Government spokesperson Fatemeh Mohajerani, who had previously been asked whether she used an unrestricted line, said she relied on VPNs.
“I use filters like everyone else, and my son and daughter-in-law help me with the setups,” she said in response.
After screenshots circulated showing her apparent connection country as Iran, users accused her of being dishonest.
One user pointed to the location on the account of Amirhossein Sabeti, a lawmaker and a staunch supporter of internet filtering, and – mocking his use of an iPhone – wrote: “An American phone, an American app, white internet. What he prescribes for the public: ‘resistance economy.’”
Another user on X wrote: “These days the truth doesn’t stay hidden. It pops out through locations and exposes who is breathing under the shelter of a white SIM card and who is choking in the cage of filters.”
Other users pushed back, posting screenshots showing X still listed Iran as their connection country even while they said they were using VPNs.
The digital-rights group IRCF echoed that point, warning that some widely used circumvention tools can leak signals that leave a user’s underlying Iranian connection partly visible.
“If you are using popular protocols like Warp or Mask, or serverless configurations, the Iran country tag can still appear because the underlying IP originates from Iran,” IRCF wrote in a post.
“This does not necessarily mean the person has white internet, though it can still be one factor in a broader assessment.”
An Iranian trainer at X called Shayan, identified by users as working on the platform’s infrastructure, also described “exceptions and bugs” that can affect the region display.
“If the location shows Iran without an alert icon, it usually means the user is reaching X with an Iranian IP.”
“I’ve seen people say that if someone uses Warp, Mask, serverless services or similar tools, their IP still shows as being in Iran and it’s not considered a white line. However, I don’t have precise information about this,” he said in a short exchange.
X itself has said that the Country/Region indicator may be imprecise and can be influenced by VPNs, proxies or default settings of local internet providers.

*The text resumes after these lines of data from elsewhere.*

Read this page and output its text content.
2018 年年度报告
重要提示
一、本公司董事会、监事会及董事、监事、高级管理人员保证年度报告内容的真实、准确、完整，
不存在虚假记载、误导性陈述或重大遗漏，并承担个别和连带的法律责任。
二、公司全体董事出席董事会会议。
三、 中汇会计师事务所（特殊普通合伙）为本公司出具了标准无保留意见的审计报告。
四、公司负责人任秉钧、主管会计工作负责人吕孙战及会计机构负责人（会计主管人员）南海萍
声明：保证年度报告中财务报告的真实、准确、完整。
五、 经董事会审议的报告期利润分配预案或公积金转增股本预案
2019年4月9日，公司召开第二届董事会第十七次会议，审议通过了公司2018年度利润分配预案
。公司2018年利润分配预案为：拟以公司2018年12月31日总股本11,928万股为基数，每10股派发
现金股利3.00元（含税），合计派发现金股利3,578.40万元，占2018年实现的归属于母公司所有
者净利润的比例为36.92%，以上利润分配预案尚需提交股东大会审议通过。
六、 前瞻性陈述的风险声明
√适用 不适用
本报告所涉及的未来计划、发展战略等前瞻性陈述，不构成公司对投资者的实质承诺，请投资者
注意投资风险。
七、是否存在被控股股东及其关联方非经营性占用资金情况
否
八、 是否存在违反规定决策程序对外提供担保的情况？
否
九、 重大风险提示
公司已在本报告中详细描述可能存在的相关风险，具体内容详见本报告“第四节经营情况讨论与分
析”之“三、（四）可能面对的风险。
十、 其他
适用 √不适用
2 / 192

Politicized arguments escalate
The controversy quickly swept through Iran’s polarized social media sphere. Former government adviser Abdolreza Davari said that some anti-government accounts posting from inside Iran were themselves using white SIM cards.
Journalist Hossein Bastani, meanwhile, pointed to pro-government personas whose profiles appeared to connect from Iran despite presenting themselves as overseas supporters.
“One of these self-described Scottish independence activists turns out to be posting from Iran with public funds,” Bastani wrote.
Government-aligned users who dismissed critics as “bots” were met by others noting that many ordinary Iranians mask their IP addresses for safety.
Some also cited cases in which prominent officials’ connection locations later shifted to Middle East or West Asia after the backlash, suggesting changes to account settings rather than definitive proof of privileged access.
President Masoud Pezeshkian promised relief during his campaign, but aside from the recent unblocking of WhatsApp and Google Play, wider restrictions remain.
Critics said the uproar has thrown a spotlight on the structural inequalities built into Iran’s digital system. Many argue that public anger is less about a single setting on X than about a long-running double standard.
One user, reacting to screenshots that seemed to show Communications Minister Sattar Hashemi connecting from Iran, wrote that people are furious because they are forced to live with filters, and officials step around them effortlessly.
Some activists used the moment to demand universal access rather than selective privileges. “Make all 90 million lines white,” one user wrote.